Hopefully, in this section, I’ve shown you why home automation may be important, the situations that might make it so, and why it is also a good idea not to do stuff just because you can.
If, having read thus far, you are now convinced home automation is unnecessary for you, I’ve achieved something and saved you a load of unnecessary effort. If, on the other hand, you are now interested in pursuing the idea of home automation, please stay with me for the follow-up articles. Building on what I’ve discussed already, I am going to explore three main areas in upcoming articles:
- Choosing a system and getting it up and running.
- Getting your home automation system communicating with your devices and exploring what you can do as a result.
- Extending and enhancing the home automation’s capabilities and starting to make automated choices.
As I mentioned, there are going to be some follow-up articles. If anyone happens to be in the situation of not yet having a home automation system but wanting to set one up and is interested in actually going through that journey, I’d appreciate it very much if you could PM me.
@Majordennisbloodnok I’ll circulate this post this week. For the homeowners you’re looking for, does the platform (HomeKit, SmartThings, Google Home, Alexa, etc.) matter?
Thanks, @Mars.
Ideally it’d be someone who would like to put some kind of home automation in place but hasn’t made a choice yet about which platform. We’ll be covering what to look for and why in the article so ideally we could walk through that person actually making the decision as I write about it (or rather I write about it in the light of the decisions they make).
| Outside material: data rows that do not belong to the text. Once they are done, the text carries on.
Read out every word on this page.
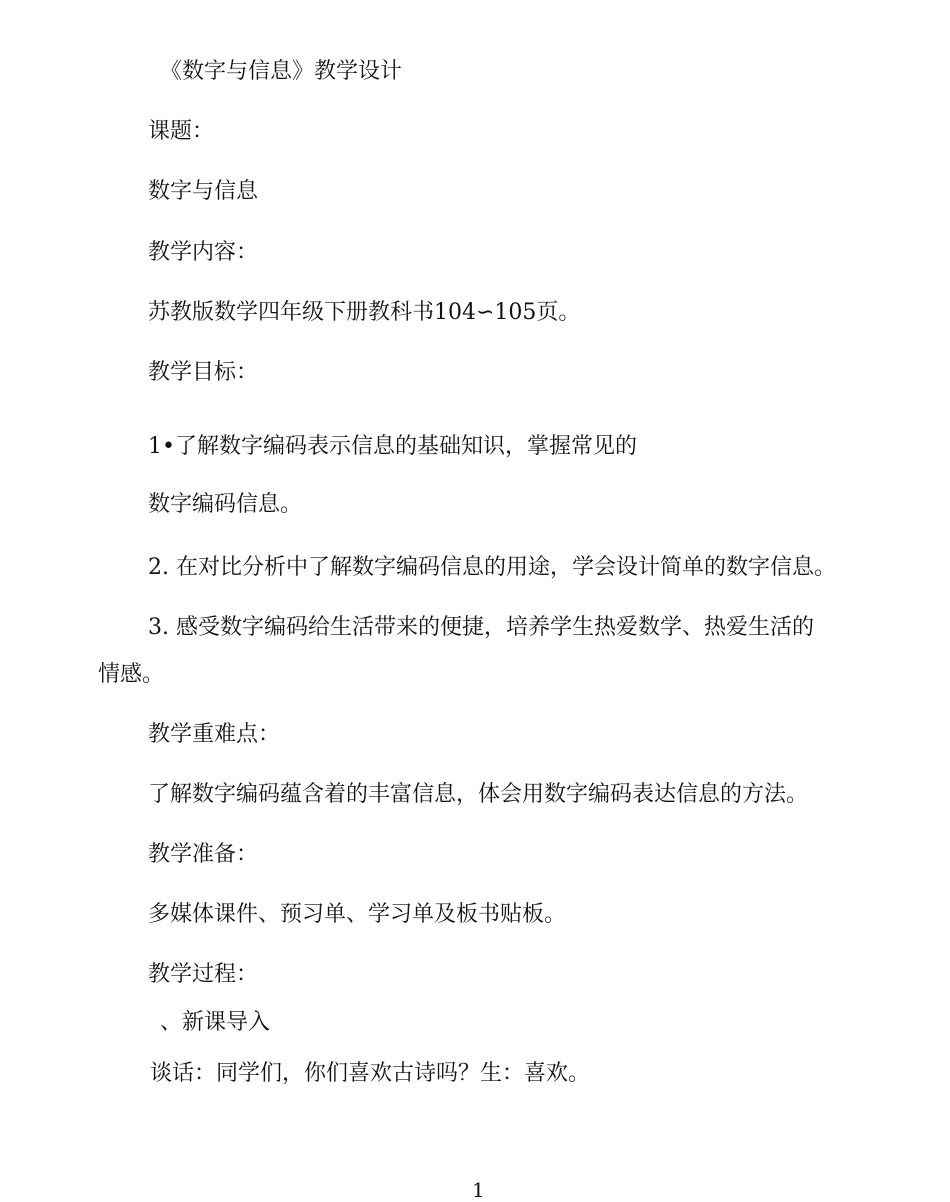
《数字与信息》教学设计

课题：

数字与信息

教学内容：

苏教版数学四年级下册教科书104∽105页。

教学目标：

1•了解数字编码表示信息的基础知识，掌握常见的

数字编码信息。

2. 在对比分析中了解数字编码信息的用途，学会设计简单的数字信息。

3. 感受数字编码给生活带来的便捷，培养学生热爱数学、热爱生活的

情感。

教学重难点：

了解数字编码蕴含着的丰富信息，体会用数字编码表达信息的方法。

教学准备：

多媒体课件、预习单、学习单及板书贴板。

教学过程：

、新课导入

谈话：同学们，你们喜欢古诗吗？生：喜欢。

1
@AllyFish Not being one for writing lines of code, I too would be interested in some form of ‘Master Controller’ that would interface with my OE Agile supply, my Powerwalls, my Sunamp DHW system, Myenergi Eddi and the PV output – plus of course, keeping the cost of supplying all those Watts to the Homely controlled ASHP. I think I would get a warm feeling from a system that could be relied upon to look after my interests if I was ill or absent – my wife is not at all technical and a system that would work without input from her beyond perhaps turning on heating and off at the end of chilly days in the spring would be the most friendly. Don’t want much do I!? Regards, Toodles.